Since upgrading to telegraf 1.3.0, we’re encountering a recurring problem
pulling with kafka consumer into influxdb
6 telegraf consumers pulling from 6 kafka partitions
After a few hours of running fine, 1 random telegraf instance out of 6 starts complaining in a loop about basic local collectors like cpu, memory, etc. not being able to collect within the time limit (20s):
2017-05-30T22:07:04Z E! Error in plugin [inputs.net]: took longer to collect than collection interval (20s)
2017-05-30T22:07:04Z E! Error in plugin [inputs.kernel_vmstat]: took longer to collect than collection interval (20s)

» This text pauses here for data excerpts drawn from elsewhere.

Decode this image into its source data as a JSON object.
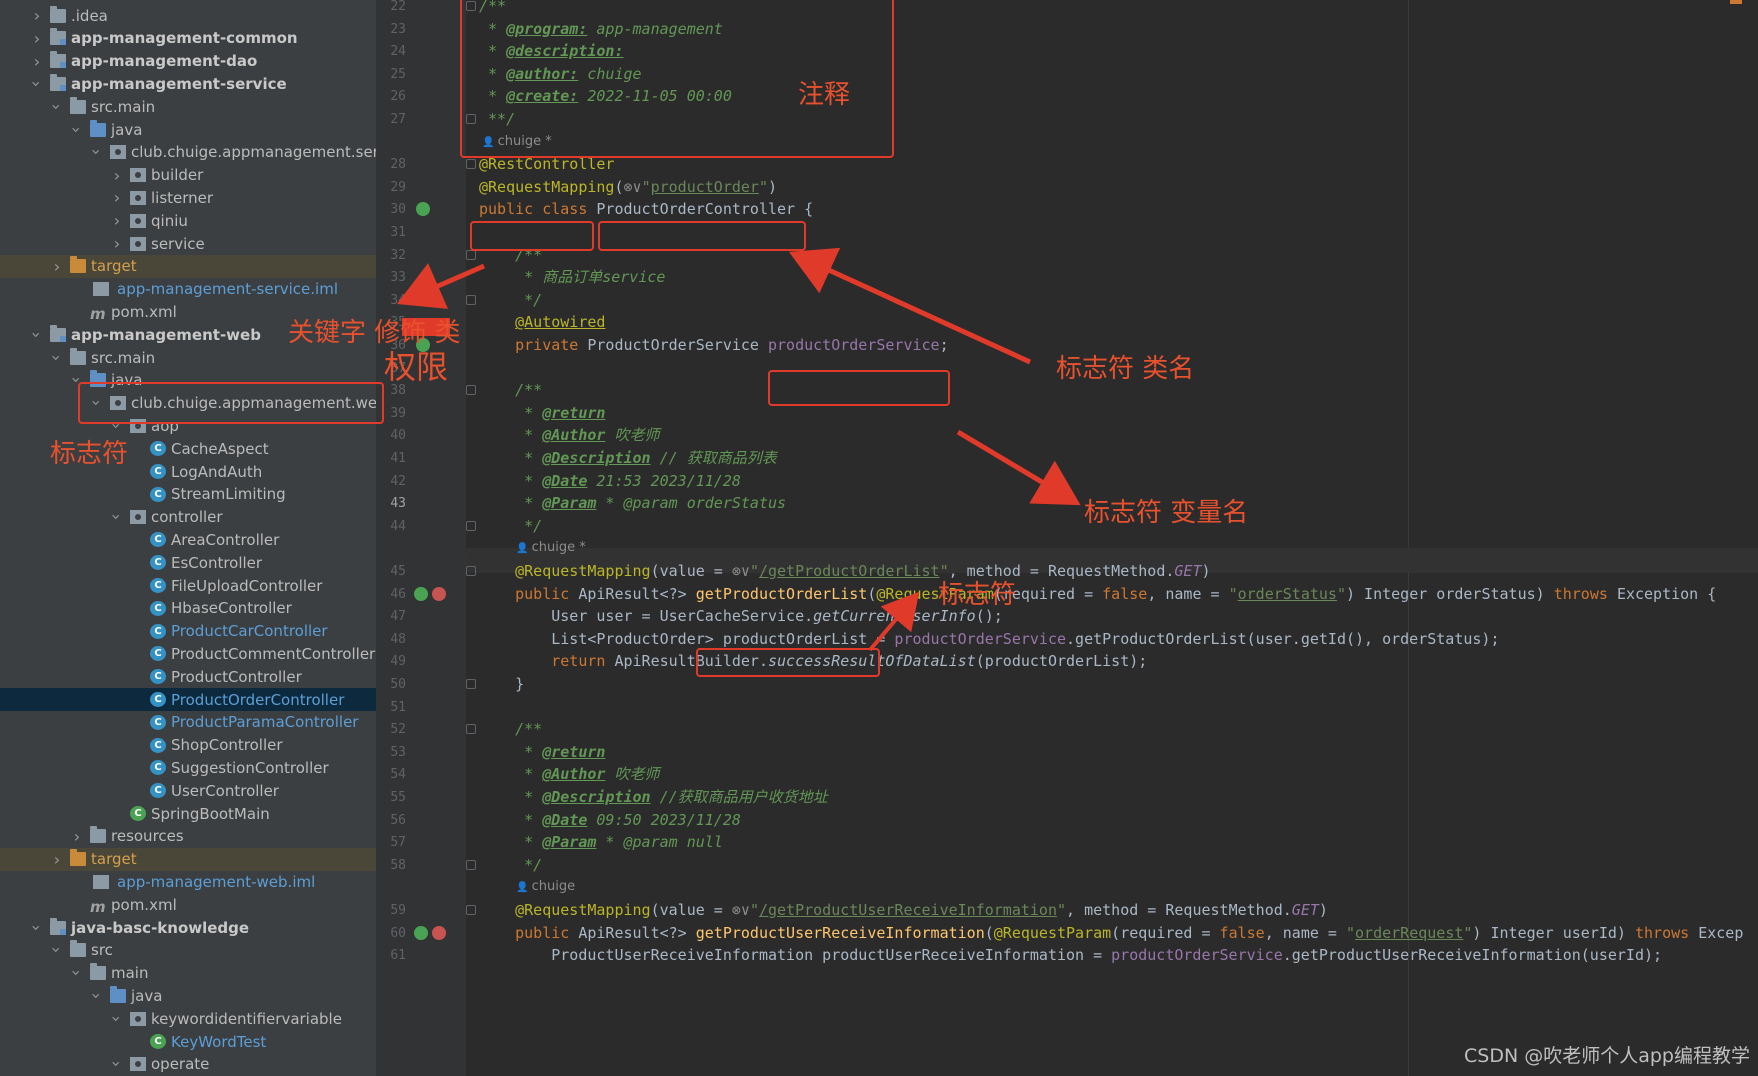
{
  "tree": [
    {
      "indent": 2,
      "arrow": "right",
      "icon": "folder",
      "label": ".idea",
      "style": ""
    },
    {
      "indent": 2,
      "arrow": "right",
      "icon": "module",
      "label": "app-management-common",
      "style": "bold"
    },
    {
      "indent": 2,
      "arrow": "right",
      "icon": "module",
      "label": "app-management-dao",
      "style": "bold"
    },
    {
      "indent": 2,
      "arrow": "down",
      "icon": "module",
      "label": "app-management-service",
      "style": "bold"
    },
    {
      "indent": 3,
      "arrow": "down",
      "icon": "folder",
      "label": "src.main",
      "style": ""
    },
    {
      "indent": 4,
      "arrow": "down",
      "icon": "folder-blue",
      "label": "java",
      "style": ""
    },
    {
      "indent": 5,
      "arrow": "down",
      "icon": "pkg",
      "label": "club.chuige.appmanagement.servic",
      "style": ""
    },
    {
      "indent": 6,
      "arrow": "right",
      "icon": "pkg",
      "label": "builder",
      "style": ""
    },
    {
      "indent": 6,
      "arrow": "right",
      "icon": "pkg",
      "label": "listerner",
      "style": ""
    },
    {
      "indent": 6,
      "arrow": "right",
      "icon": "pkg",
      "label": "qiniu",
      "style": ""
    },
    {
      "indent": 6,
      "arrow": "right",
      "icon": "pkg",
      "label": "service",
      "style": ""
    },
    {
      "indent": 3,
      "arrow": "right",
      "icon": "folder-orange",
      "label": "target",
      "style": "orange",
      "row": "hl-target"
    },
    {
      "indent": 4,
      "arrow": "",
      "icon": "iml",
      "label": "app-management-service.iml",
      "style": "blue"
    },
    {
      "indent": 4,
      "arrow": "",
      "icon": "mvn",
      "label": "pom.xml",
      "style": ""
    },
    {
      "indent": 2,
      "arrow": "down",
      "icon": "module",
      "label": "app-management-web",
      "style": "bold"
    },
    {
      "indent": 3,
      "arrow": "down",
      "icon": "folder",
      "label": "src.main",
      "style": ""
    },
    {
      "indent": 4,
      "arrow": "down",
      "icon": "folder-blue",
      "label": "java",
      "style": ""
    },
    {
      "indent": 5,
      "arrow": "down",
      "icon": "pkg",
      "label": "club.chuige.appmanagement.web",
      "style": ""
    },
    {
      "indent": 6,
      "arrow": "down",
      "icon": "pkg",
      "label": "aop",
      "style": ""
    },
    {
      "indent": 7,
      "arrow": "",
      "icon": "cls",
      "label": "CacheAspect",
      "style": ""
    },
    {
      "indent": 7,
      "arrow": "",
      "icon": "cls",
      "label": "LogAndAuth",
      "style": ""
    },
    {
      "indent": 7,
      "arrow": "",
      "icon": "cls",
      "label": "StreamLimiting",
      "style": ""
    },
    {
      "indent": 6,
      "arrow": "down",
      "icon": "pkg",
      "label": "controller",
      "style": ""
    },
    {
      "indent": 7,
      "arrow": "",
      "icon": "cls",
      "label": "AreaController",
      "style": ""
    },
    {
      "indent": 7,
      "arrow": "",
      "icon": "cls",
      "label": "EsController",
      "style": ""
    },
    {
      "indent": 7,
      "arrow": "",
      "icon": "cls",
      "label": "FileUploadController",
      "style": ""
    },
    {
      "indent": 7,
      "arrow": "",
      "icon": "cls",
      "label": "HbaseController",
      "style": ""
    },
    {
      "indent": 7,
      "arrow": "",
      "icon": "cls",
      "label": "ProductCarController",
      "style": "blue"
    },
    {
      "indent": 7,
      "arrow": "",
      "icon": "cls",
      "label": "ProductCommentController",
      "style": ""
    },
    {
      "indent": 7,
      "arrow": "",
      "icon": "cls",
      "label": "ProductController",
      "style": ""
    },
    {
      "indent": 7,
      "arrow": "",
      "icon": "cls",
      "label": "ProductOrderController",
      "style": "blue",
      "row": "selected"
    },
    {
      "indent": 7,
      "arrow": "",
      "icon": "cls",
      "label": "ProductParamaController",
      "style": "blue"
    },
    {
      "indent": 7,
      "arrow": "",
      "icon": "cls",
      "label": "ShopController",
      "style": ""
    },
    {
      "indent": 7,
      "arrow": "",
      "icon": "cls",
      "label": "SuggestionController",
      "style": ""
    },
    {
      "indent": 7,
      "arrow": "",
      "icon": "cls",
      "label": "UserController",
      "style": ""
    },
    {
      "indent": 6,
      "arrow": "",
      "icon": "cls-green",
      "label": "SpringBootMain",
      "style": ""
    },
    {
      "indent": 4,
      "arrow": "right",
      "icon": "folder",
      "label": "resources",
      "style": ""
    },
    {
      "indent": 3,
      "arrow": "right",
      "icon": "folder-orange",
      "label": "target",
      "style": "orange",
      "row": "hl-target"
    },
    {
      "indent": 4,
      "arrow": "",
      "icon": "iml",
      "label": "app-management-web.iml",
      "style": "blue"
    },
    {
      "indent": 4,
      "arrow": "",
      "icon": "mvn",
      "label": "pom.xml",
      "style": ""
    },
    {
      "indent": 2,
      "arrow": "down",
      "icon": "module",
      "label": "java-basc-knowledge",
      "style": "bold"
    },
    {
      "indent": 3,
      "arrow": "down",
      "icon": "folder",
      "label": "src",
      "style": ""
    },
    {
      "indent": 4,
      "arrow": "down",
      "icon": "folder",
      "label": "main",
      "style": ""
    },
    {
      "indent": 5,
      "arrow": "down",
      "icon": "folder-blue",
      "label": "java",
      "style": ""
    },
    {
      "indent": 6,
      "arrow": "down",
      "icon": "pkg",
      "label": "keywordidentifiervariable",
      "style": ""
    },
    {
      "indent": 7,
      "arrow": "",
      "icon": "cls-green",
      "label": "KeyWordTest",
      "style": "blue"
    },
    {
      "indent": 6,
      "arrow": "down",
      "icon": "pkg",
      "label": "operate",
      "style": ""
    }
  ],
  "code": [
    {
      "ln": "22",
      "tokens": [
        [
          "/**",
          "com"
        ]
      ]
    },
    {
      "ln": "23",
      "tokens": [
        [
          " * ",
          "com"
        ],
        [
          "@program:",
          "tag"
        ],
        [
          " app-management",
          "com"
        ]
      ]
    },
    {
      "ln": "24",
      "tokens": [
        [
          " * ",
          "com"
        ],
        [
          "@description:",
          "tag"
        ]
      ]
    },
    {
      "ln": "25",
      "tokens": [
        [
          " * ",
          "com"
        ],
        [
          "@author:",
          "tag"
        ],
        [
          " chuige",
          "com"
        ]
      ]
    },
    {
      "ln": "26",
      "tokens": [
        [
          " * ",
          "com"
        ],
        [
          "@create:",
          "tag"
        ],
        [
          " 2022-11-05 00:00",
          "com"
        ]
      ]
    },
    {
      "ln": "27",
      "tokens": [
        [
          " **/",
          "com"
        ]
      ]
    },
    {
      "ln": "",
      "hint": "chuige *"
    },
    {
      "ln": "28",
      "tokens": [
        [
          "@RestController",
          "ann"
        ]
      ]
    },
    {
      "ln": "29",
      "tokens": [
        [
          "@RequestMapping",
          "ann"
        ],
        [
          "(",
          ""
        ],
        [
          "⊗∨",
          "gray"
        ],
        [
          "\"",
          "str"
        ],
        [
          "productOrder",
          "stru"
        ],
        [
          "\"",
          "str"
        ],
        [
          ")",
          ""
        ]
      ]
    },
    {
      "ln": "30",
      "tokens": [
        [
          "public class ",
          "kw"
        ],
        [
          "ProductOrderController",
          ""
        ],
        [
          " {",
          ""
        ]
      ]
    },
    {
      "ln": "31",
      "tokens": []
    },
    {
      "ln": "32",
      "tokens": [
        [
          "    /**",
          "com"
        ]
      ]
    },
    {
      "ln": "33",
      "tokens": [
        [
          "     * 商品订单service",
          "com"
        ]
      ]
    },
    {
      "ln": "34",
      "tokens": [
        [
          "     */",
          "com"
        ]
      ]
    },
    {
      "ln": "35",
      "tokens": [
        [
          "    ",
          ""
        ],
        [
          "@Autowired",
          "annu"
        ]
      ]
    },
    {
      "ln": "36",
      "tokens": [
        [
          "    private ",
          "kw"
        ],
        [
          "ProductOrderService ",
          ""
        ],
        [
          "productOrderService",
          "fld"
        ],
        [
          ";",
          ""
        ]
      ]
    },
    {
      "ln": "37",
      "tokens": []
    },
    {
      "ln": "38",
      "tokens": [
        [
          "    /**",
          "com"
        ]
      ]
    },
    {
      "ln": "39",
      "tokens": [
        [
          "     * ",
          "com"
        ],
        [
          "@return",
          "tag"
        ]
      ]
    },
    {
      "ln": "40",
      "tokens": [
        [
          "     * ",
          "com"
        ],
        [
          "@Author",
          "tag"
        ],
        [
          " 吹老师",
          "com"
        ]
      ]
    },
    {
      "ln": "41",
      "tokens": [
        [
          "     * ",
          "com"
        ],
        [
          "@Description",
          "tag"
        ],
        [
          " // 获取商品列表",
          "com"
        ]
      ]
    },
    {
      "ln": "42",
      "tokens": [
        [
          "     * ",
          "com"
        ],
        [
          "@Date",
          "tag"
        ],
        [
          " 21:53 2023/11/28",
          "com"
        ]
      ]
    },
    {
      "ln": "43",
      "tokens": [
        [
          "     * ",
          "com"
        ],
        [
          "@Param",
          "tag"
        ],
        [
          " * @param orderStatus",
          "com"
        ]
      ]
    },
    {
      "ln": "44",
      "tokens": [
        [
          "     */",
          "com"
        ]
      ]
    },
    {
      "ln": "",
      "hint": "chuige *",
      "indent": true
    },
    {
      "ln": "45",
      "tokens": [
        [
          "    ",
          ""
        ],
        [
          "@RequestMapping",
          "ann"
        ],
        [
          "(value = ",
          ""
        ],
        [
          "⊗∨",
          "gray"
        ],
        [
          "\"",
          "str"
        ],
        [
          "/getProductOrderList",
          "stru"
        ],
        [
          "\"",
          "str"
        ],
        [
          ", method = RequestMethod.",
          ""
        ],
        [
          "GET",
          "fldit"
        ],
        [
          ")",
          ""
        ]
      ]
    },
    {
      "ln": "46",
      "tokens": [
        [
          "    public ",
          "kw"
        ],
        [
          "ApiResult<?> ",
          ""
        ],
        [
          "getProductOrderList",
          "fn"
        ],
        [
          "(",
          ""
        ],
        [
          "@RequestParam",
          "ann"
        ],
        [
          "(required = ",
          ""
        ],
        [
          "false",
          "kw"
        ],
        [
          ", name = ",
          ""
        ],
        [
          "\"",
          "str"
        ],
        [
          "orderStatus",
          "stru"
        ],
        [
          "\"",
          "str"
        ],
        [
          ") Integer orderStatus) ",
          ""
        ],
        [
          "throws ",
          "kw"
        ],
        [
          "Exception {",
          ""
        ]
      ]
    },
    {
      "ln": "47",
      "tokens": [
        [
          "        User user = UserCacheService.",
          ""
        ],
        [
          "getCurrentUserInfo",
          "it"
        ],
        [
          "();",
          ""
        ]
      ]
    },
    {
      "ln": "48",
      "tokens": [
        [
          "        List<ProductOrder> productOrderList = ",
          ""
        ],
        [
          "productOrderService",
          "fld"
        ],
        [
          ".getProductOrderList(user.getId(), orderStatus);",
          ""
        ]
      ]
    },
    {
      "ln": "49",
      "tokens": [
        [
          "        return ",
          "kw"
        ],
        [
          "ApiResultBuilder.",
          ""
        ],
        [
          "successResultOfDataList",
          "it"
        ],
        [
          "(productOrderList);",
          ""
        ]
      ]
    },
    {
      "ln": "50",
      "tokens": [
        [
          "    }",
          ""
        ]
      ]
    },
    {
      "ln": "51",
      "tokens": []
    },
    {
      "ln": "52",
      "tokens": [
        [
          "    /**",
          "com"
        ]
      ]
    },
    {
      "ln": "53",
      "tokens": [
        [
          "     * ",
          "com"
        ],
        [
          "@return",
          "tag"
        ]
      ]
    },
    {
      "ln": "54",
      "tokens": [
        [
          "     * ",
          "com"
        ],
        [
          "@Author",
          "tag"
        ],
        [
          " 吹老师",
          "com"
        ]
      ]
    },
    {
      "ln": "55",
      "tokens": [
        [
          "     * ",
          "com"
        ],
        [
          "@Description",
          "tag"
        ],
        [
          " //获取商品用户收货地址",
          "com"
        ]
      ]
    },
    {
      "ln": "56",
      "tokens": [
        [
          "     * ",
          "com"
        ],
        [
          "@Date",
          "tag"
        ],
        [
          " 09:50 2023/11/28",
          "com"
        ]
      ]
    },
    {
      "ln": "57",
      "tokens": [
        [
          "     * ",
          "com"
        ],
        [
          "@Param",
          "tag"
        ],
        [
          " * @param null",
          "com"
        ]
      ]
    },
    {
      "ln": "58",
      "tokens": [
        [
          "     */",
          "com"
        ]
      ]
    },
    {
      "ln": "",
      "hint": "chuige",
      "indent": true
    },
    {
      "ln": "59",
      "tokens": [
        [
          "    ",
          ""
        ],
        [
          "@RequestMapping",
          "ann"
        ],
        [
          "(value = ",
          ""
        ],
        [
          "⊗∨",
          "gray"
        ],
        [
          "\"",
          "str"
        ],
        [
          "/getProductUserReceiveInformation",
          "stru"
        ],
        [
          "\"",
          "str"
        ],
        [
          ", method = RequestMethod.",
          ""
        ],
        [
          "GET",
          "fldit"
        ],
        [
          ")",
          ""
        ]
      ]
    },
    {
      "ln": "60",
      "tokens": [
        [
          "    public ",
          "kw"
        ],
        [
          "ApiResult<?> ",
          ""
        ],
        [
          "getProductUserReceiveInformation",
          "fn"
        ],
        [
          "(",
          ""
        ],
        [
          "@RequestParam",
          "ann"
        ],
        [
          "(required = ",
          ""
        ],
        [
          "false",
          "kw"
        ],
        [
          ", name = ",
          ""
        ],
        [
          "\"",
          "str"
        ],
        [
          "orderRequest",
          "stru"
        ],
        [
          "\"",
          "str"
        ],
        [
          ") Integer userId) ",
          ""
        ],
        [
          "throws ",
          "kw"
        ],
        [
          "Excep",
          ""
        ]
      ]
    },
    {
      "ln": "61",
      "tokens": [
        [
          "        ProductUserReceiveInformation productUserReceiveInformation = ",
          ""
        ],
        [
          "productOrderService",
          "fld"
        ],
        [
          ".getProductUserReceiveInformation(userId);",
          ""
        ]
      ]
    }
  ],
  "annotations": {
    "comment": "注释",
    "keyword": "关键字 修饰 类",
    "keyword_obscured_part": "修饰",
    "permission": "权限",
    "identifier_left": "标志符",
    "identifier_class": "标志符 类名",
    "identifier_var": "标志符  变量名",
    "identifier_method": "标志符"
  },
  "watermark": "CSDN @吹老师个人app编程教学",
  "colors": {
    "annotation_red": "#e8512e",
    "selection": "#0d293e"
  }
}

2017-05-30T22:07:04Z E! Error in plugin [inputs.mem]: took longer to collect than collection interval (20s)
2017-05-30T22:07:06Z E! Error in plugin [inputs.netstat]: took longer to collect than collection interval (20s)
...
At this point, telegraf stops consuming from kafka and writing to influxdb (including from the internal plugin).

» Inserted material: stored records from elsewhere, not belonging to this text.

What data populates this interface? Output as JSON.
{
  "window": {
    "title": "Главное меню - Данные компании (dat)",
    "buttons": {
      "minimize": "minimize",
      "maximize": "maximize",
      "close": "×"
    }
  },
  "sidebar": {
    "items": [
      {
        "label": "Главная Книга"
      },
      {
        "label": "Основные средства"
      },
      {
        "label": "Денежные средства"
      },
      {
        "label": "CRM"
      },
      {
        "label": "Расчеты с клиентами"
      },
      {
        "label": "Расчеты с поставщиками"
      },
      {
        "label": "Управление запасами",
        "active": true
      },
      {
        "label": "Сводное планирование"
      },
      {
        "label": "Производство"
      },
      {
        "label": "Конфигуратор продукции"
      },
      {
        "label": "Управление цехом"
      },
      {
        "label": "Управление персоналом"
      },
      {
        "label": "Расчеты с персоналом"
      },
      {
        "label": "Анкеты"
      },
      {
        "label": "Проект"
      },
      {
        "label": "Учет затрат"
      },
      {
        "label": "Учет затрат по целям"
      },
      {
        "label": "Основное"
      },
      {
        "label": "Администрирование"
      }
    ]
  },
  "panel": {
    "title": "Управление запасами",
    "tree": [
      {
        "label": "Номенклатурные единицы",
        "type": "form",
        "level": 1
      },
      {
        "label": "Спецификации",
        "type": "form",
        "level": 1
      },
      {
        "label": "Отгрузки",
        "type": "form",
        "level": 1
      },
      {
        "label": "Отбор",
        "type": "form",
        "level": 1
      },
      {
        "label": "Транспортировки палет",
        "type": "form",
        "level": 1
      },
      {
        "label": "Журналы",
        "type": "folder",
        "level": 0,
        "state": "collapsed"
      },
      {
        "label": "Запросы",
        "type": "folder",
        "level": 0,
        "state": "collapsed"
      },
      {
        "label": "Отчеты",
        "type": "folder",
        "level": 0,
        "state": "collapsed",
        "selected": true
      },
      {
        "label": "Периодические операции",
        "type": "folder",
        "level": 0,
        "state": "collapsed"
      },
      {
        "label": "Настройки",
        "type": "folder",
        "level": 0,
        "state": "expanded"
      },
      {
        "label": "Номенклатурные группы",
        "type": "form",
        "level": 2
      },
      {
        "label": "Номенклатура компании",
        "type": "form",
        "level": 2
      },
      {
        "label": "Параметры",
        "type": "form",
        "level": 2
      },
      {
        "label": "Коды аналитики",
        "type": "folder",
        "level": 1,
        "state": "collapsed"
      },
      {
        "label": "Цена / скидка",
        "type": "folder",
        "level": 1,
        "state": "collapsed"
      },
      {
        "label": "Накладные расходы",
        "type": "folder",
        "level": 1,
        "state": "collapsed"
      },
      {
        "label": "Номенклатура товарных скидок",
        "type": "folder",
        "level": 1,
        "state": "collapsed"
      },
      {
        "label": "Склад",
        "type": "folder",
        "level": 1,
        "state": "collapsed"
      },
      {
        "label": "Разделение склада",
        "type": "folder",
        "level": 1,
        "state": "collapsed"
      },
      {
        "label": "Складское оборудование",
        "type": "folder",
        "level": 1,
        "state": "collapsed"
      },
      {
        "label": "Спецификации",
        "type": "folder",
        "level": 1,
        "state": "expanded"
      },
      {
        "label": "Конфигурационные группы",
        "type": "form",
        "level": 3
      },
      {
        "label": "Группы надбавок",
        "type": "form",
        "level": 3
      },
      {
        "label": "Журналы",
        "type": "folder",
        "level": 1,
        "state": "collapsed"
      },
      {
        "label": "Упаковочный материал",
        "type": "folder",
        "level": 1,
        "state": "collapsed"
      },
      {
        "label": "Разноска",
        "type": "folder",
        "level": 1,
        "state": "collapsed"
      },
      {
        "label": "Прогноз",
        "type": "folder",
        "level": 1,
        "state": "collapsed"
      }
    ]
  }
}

A restart of telegraf fixes the problems, and it churns away for hours more before the problem crops up again.
The log message before the looping stuff says nothing out of the ordinary
Regarding the existing bug, TBH I couldn’t say: we generate a lot of metrics and due to a number of bugs throughout the stack a not insignificant portion of them are malformed. But my gut says no.